The Bank of England today lowered its key interest rate by 25 b.p. to 0.25%, thereby updating the historical minimum for all 322 years of its existence. This reads a message on the website of the regulator. Before that, the last time the decision to change the rate the Bank was adopted in March 2009, at the peak of the global economic crisis — then it was lowered from 1% to 0.5% per annum.
Such a decision was widely expected by market players. so, 90% of the Agency Bloobmerg economists expected to lower rates by 25 b.p. and few were talking about the preservation of the same, or about the even larger cuts in rates.
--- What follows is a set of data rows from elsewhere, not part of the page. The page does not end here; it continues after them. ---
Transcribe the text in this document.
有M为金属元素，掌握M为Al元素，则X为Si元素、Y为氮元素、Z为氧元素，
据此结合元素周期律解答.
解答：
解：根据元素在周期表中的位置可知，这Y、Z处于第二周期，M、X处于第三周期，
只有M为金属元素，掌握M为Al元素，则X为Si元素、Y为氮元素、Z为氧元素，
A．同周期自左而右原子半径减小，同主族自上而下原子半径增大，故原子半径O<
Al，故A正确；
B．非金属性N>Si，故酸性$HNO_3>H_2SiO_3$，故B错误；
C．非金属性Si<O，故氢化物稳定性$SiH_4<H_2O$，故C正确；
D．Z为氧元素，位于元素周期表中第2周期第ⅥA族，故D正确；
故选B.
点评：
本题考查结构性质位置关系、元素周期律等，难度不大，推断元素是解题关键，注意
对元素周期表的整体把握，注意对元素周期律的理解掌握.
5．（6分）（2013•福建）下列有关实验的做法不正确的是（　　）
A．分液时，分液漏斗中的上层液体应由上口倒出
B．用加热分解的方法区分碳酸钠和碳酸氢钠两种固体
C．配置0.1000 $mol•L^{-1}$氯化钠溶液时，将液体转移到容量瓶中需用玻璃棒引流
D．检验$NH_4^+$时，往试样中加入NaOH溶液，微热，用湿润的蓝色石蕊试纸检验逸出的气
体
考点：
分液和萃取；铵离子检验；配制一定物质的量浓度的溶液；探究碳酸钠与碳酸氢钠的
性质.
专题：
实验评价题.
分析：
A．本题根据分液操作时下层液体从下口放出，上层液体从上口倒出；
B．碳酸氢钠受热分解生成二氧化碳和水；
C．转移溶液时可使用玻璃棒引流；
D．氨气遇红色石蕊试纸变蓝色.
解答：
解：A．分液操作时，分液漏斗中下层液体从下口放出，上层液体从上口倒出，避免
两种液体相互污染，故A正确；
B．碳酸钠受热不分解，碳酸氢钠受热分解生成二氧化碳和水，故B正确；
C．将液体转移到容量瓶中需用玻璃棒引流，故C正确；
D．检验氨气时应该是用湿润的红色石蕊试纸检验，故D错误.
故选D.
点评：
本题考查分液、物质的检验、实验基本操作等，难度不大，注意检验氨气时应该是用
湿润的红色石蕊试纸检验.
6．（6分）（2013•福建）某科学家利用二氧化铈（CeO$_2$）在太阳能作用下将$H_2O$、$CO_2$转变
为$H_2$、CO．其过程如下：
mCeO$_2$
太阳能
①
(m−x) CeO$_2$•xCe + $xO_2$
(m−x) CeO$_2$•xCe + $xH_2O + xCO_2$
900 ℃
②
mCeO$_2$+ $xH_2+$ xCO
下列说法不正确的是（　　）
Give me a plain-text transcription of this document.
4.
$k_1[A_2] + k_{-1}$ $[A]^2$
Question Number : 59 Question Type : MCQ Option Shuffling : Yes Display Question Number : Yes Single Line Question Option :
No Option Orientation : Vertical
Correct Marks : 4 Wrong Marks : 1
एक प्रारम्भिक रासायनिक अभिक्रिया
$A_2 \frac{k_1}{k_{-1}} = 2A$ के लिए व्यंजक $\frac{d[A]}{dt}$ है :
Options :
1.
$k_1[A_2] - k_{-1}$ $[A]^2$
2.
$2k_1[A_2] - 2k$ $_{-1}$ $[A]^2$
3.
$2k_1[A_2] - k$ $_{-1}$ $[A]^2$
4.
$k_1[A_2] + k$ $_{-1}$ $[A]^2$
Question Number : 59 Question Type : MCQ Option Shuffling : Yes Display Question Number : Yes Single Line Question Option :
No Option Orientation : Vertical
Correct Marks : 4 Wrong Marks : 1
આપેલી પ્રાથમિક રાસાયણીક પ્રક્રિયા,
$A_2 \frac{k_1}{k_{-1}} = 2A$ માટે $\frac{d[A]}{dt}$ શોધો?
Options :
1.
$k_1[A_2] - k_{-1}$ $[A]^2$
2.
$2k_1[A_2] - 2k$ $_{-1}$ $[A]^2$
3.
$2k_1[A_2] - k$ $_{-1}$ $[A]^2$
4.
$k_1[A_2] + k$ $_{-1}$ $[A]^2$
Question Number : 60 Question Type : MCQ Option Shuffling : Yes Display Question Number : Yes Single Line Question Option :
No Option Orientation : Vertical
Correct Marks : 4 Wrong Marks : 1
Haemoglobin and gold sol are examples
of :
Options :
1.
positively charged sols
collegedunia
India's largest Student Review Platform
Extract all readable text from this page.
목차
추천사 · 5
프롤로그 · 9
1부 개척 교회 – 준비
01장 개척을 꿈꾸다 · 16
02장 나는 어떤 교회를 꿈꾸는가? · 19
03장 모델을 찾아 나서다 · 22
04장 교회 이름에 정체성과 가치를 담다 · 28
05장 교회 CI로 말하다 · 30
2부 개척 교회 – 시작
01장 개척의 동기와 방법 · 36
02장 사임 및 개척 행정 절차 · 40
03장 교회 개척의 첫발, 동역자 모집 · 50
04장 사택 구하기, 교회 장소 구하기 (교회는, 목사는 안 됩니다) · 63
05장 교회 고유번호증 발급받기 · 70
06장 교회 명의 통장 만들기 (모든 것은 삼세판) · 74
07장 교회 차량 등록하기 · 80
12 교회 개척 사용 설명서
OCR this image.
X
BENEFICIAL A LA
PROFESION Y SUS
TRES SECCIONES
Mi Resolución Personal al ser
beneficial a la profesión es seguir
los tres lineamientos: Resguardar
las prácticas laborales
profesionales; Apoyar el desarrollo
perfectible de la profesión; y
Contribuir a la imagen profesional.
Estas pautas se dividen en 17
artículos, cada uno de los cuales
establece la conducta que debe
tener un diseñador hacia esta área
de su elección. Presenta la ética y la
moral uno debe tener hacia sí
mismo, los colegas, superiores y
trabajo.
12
Pending the decision of the Bank of England this morning, the pound briefly fell against the dollar by 0.2%, but then recovered and by the time of publication the controller of your ad is kept in the neighborhood of $1,333. As the Financial Times, while the pound shows the worst performance among major global currencies in 2016. Over the past seven months of the year it fell by 9.1%.
An obvious reason for the rate cut is the recent vote of the British people in a referendum on leaving the EU. Earlier, the head of the Bank of England mark Carney has said repeatedly that the decision to withdraw from the EU will affect British econmoic. On the eve of the Agency Markit reported that the index of business activity in the UK has undergone in July, a record collapse: up to 47.4 points from June’s 52.3.
“It is likely that recent studies exaggerate the extent of the damage the British economy from Brexit, told the FT analyst JPMorgan’s David Stubbs. — Therefore, a cautious reduction in rates by 25 b.p. and endless speeches about vigilant monitoring of economic risks is presented the perfect defensive strategy for the regulator”.